Os testes da ButanVac
serão feitos em adultos. Os estudos deverão começar com 1,8 mil voluntários. Já
a Fase 3, com maior escala de participantes, deverá incluir 9 mil pessoas.
Poderão fazer parte dos testes inclusive adultos já vacinados ou que já tiveram
covid-19.
A tecnologia da
ButanVac utiliza o vírus da Doença de Newcastle geneticamente modificado. O
vetor viral contém a proteína Spike do coronavírus de forma íntegra. O
desenvolvimento complementar da vacina será todo feito com tecnologia do
Butantan, incluindo a multiplicação do vírus, condições de cultivo,
ingredientes, adaptação dos ovos, conservação, purificação, inativação do
vírus, escalonamento de doses e outras etapas.
A Doença de Newcastle
é uma infecção que afeta aves e, por isso, segundo o Butantan, o vírus se
desenvolve bem em ovos embrionados, permitindo eficiência produtiva em um
processo similar ao usado na vacina contra a Influenza do Butantan.
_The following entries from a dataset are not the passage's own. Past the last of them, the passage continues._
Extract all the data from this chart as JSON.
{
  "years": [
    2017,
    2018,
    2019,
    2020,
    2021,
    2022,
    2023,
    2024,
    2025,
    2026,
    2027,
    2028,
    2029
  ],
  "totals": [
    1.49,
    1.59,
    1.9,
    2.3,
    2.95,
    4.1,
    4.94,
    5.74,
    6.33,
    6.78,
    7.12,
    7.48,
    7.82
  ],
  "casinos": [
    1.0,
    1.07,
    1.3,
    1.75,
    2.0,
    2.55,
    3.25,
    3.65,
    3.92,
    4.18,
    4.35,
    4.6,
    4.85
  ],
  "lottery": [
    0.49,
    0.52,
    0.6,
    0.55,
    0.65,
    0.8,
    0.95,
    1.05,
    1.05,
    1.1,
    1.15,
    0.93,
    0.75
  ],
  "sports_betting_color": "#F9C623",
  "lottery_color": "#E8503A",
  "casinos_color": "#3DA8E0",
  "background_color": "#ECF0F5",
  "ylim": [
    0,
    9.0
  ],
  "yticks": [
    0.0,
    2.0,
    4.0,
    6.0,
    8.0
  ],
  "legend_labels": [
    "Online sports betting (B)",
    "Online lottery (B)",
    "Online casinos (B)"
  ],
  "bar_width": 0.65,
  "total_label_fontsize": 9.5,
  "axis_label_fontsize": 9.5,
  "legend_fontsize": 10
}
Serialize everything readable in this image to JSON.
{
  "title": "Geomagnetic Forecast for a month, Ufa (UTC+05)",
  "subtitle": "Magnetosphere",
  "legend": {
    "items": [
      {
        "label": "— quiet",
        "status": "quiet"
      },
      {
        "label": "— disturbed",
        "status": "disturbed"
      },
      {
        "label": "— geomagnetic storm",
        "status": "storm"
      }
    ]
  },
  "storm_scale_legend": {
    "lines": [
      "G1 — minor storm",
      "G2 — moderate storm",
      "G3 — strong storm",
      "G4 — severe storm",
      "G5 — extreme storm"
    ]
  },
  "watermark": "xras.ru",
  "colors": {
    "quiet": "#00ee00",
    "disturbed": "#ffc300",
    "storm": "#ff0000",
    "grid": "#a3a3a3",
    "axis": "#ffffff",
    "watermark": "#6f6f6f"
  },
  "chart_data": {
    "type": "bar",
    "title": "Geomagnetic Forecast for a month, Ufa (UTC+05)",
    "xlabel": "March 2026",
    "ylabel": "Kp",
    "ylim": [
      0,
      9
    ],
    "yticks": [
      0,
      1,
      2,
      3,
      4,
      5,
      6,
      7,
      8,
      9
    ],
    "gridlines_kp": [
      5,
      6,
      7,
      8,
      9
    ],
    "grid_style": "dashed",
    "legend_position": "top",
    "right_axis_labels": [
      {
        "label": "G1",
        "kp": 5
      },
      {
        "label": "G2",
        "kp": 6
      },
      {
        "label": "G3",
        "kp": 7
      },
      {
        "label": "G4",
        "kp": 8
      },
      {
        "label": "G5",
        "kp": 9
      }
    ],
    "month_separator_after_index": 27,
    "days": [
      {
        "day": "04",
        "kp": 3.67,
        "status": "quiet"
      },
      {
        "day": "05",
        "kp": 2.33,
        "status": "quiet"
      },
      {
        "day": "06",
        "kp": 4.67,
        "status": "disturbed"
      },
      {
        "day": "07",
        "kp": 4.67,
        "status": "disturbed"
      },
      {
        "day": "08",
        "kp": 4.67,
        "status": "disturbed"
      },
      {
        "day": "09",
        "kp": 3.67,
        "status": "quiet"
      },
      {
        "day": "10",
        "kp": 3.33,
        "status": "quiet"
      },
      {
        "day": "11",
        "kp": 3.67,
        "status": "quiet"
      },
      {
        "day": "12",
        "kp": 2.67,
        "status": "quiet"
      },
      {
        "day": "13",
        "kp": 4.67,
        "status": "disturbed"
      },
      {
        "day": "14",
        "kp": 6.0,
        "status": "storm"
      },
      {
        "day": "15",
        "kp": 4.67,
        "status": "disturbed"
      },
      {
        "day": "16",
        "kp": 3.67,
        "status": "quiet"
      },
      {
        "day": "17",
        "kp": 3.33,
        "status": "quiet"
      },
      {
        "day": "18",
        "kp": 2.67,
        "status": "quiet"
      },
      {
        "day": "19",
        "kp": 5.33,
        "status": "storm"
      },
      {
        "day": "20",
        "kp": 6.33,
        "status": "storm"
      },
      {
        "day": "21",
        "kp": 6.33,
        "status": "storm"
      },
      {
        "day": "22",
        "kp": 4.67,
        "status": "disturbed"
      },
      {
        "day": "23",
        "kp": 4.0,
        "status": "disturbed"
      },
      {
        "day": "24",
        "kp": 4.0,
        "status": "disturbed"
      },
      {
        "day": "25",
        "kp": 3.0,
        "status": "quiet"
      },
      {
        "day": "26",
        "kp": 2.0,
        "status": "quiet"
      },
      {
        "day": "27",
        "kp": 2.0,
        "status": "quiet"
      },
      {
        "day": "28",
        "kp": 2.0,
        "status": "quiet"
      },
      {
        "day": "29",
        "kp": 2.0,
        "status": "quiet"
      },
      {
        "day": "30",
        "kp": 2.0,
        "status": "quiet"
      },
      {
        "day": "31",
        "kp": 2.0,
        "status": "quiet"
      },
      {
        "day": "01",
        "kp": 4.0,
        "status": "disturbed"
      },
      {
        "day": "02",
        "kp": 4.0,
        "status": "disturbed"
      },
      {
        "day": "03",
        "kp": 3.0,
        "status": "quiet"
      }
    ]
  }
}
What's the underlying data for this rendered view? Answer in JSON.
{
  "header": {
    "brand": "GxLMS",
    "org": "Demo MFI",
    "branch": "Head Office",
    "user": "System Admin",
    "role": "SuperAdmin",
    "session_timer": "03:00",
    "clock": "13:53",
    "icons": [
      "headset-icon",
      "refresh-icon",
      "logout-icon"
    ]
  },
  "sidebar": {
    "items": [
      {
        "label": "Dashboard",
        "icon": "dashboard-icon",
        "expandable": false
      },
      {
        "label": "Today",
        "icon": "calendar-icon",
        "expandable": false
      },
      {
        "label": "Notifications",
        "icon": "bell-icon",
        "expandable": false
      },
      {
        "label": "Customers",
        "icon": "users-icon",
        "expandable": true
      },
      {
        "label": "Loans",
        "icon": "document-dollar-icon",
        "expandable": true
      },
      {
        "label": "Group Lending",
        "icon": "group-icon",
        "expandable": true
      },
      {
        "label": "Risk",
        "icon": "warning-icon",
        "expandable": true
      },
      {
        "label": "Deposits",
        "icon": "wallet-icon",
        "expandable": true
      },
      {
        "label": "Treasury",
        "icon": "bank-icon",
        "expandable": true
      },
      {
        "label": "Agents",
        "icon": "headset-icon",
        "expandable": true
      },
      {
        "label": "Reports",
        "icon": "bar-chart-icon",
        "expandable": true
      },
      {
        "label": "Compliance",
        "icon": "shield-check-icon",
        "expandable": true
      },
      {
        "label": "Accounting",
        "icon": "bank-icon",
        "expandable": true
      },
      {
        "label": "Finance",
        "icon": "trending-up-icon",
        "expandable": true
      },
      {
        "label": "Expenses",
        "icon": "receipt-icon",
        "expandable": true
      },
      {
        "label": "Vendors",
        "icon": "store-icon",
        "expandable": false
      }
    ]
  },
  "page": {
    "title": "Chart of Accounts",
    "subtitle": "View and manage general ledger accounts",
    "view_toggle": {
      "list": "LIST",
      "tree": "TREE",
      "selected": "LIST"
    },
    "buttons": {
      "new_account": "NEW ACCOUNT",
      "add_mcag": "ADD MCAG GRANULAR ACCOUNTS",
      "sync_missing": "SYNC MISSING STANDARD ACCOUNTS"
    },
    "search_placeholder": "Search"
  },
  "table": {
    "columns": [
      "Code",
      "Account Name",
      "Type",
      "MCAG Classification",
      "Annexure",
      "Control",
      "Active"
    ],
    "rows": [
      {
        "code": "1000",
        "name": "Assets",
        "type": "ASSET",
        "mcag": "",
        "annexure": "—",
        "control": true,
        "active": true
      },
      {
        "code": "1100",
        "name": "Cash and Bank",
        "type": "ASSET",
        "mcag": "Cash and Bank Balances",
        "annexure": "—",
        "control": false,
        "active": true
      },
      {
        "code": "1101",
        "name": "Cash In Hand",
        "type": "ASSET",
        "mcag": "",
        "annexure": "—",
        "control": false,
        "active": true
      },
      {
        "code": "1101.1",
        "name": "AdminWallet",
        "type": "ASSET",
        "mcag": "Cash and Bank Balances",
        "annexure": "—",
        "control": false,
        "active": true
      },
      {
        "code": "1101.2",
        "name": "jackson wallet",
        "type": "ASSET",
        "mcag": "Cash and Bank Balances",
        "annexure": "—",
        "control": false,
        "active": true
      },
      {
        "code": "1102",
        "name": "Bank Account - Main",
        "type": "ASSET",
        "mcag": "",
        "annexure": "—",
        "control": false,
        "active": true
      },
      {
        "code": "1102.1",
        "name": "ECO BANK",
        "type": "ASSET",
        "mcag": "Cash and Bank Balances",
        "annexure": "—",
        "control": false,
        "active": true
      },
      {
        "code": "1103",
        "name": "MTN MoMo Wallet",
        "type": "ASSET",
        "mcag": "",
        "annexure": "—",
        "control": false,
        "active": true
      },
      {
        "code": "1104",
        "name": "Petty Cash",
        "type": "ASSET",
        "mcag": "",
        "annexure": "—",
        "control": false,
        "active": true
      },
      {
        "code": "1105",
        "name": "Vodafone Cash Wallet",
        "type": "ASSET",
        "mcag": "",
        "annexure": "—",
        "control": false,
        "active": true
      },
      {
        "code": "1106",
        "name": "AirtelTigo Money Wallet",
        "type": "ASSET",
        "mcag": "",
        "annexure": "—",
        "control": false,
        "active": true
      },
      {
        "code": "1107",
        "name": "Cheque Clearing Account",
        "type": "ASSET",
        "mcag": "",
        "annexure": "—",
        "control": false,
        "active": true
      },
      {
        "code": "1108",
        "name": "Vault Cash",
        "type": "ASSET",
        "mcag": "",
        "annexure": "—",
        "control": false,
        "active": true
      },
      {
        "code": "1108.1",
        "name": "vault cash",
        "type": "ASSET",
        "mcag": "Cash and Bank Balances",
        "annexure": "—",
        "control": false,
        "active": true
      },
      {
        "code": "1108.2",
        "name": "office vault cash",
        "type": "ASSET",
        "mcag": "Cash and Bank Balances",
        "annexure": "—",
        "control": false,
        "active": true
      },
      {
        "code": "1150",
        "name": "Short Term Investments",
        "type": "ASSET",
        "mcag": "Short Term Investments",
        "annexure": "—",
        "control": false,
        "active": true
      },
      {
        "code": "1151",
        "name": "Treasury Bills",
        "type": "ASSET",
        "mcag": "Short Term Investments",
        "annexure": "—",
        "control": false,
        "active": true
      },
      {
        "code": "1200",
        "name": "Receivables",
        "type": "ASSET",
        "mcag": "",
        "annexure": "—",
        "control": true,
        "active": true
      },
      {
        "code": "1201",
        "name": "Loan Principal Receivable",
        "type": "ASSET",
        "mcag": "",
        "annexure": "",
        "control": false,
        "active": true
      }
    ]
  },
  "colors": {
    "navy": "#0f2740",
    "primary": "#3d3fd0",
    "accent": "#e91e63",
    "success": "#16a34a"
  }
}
O vírus da
doença de Newcastle não causa sintomas em seres humanos, constituindo-se em
alternativa muito segura na produção. Inativado para a formulação da vacina, o
vírus facilita sua estabilidade e deixa o imunizante ainda mais seguro.
CoronaVac
Nesta quarta-feira, o
governador João Doria informou que antecipará a entrega de mais 600 mil doses
da vacina CoronaVac ao Ministério da Saúde. Prevista inicialmente para 3 de
maio, a entrega será feita já nesta sexta-feira (30).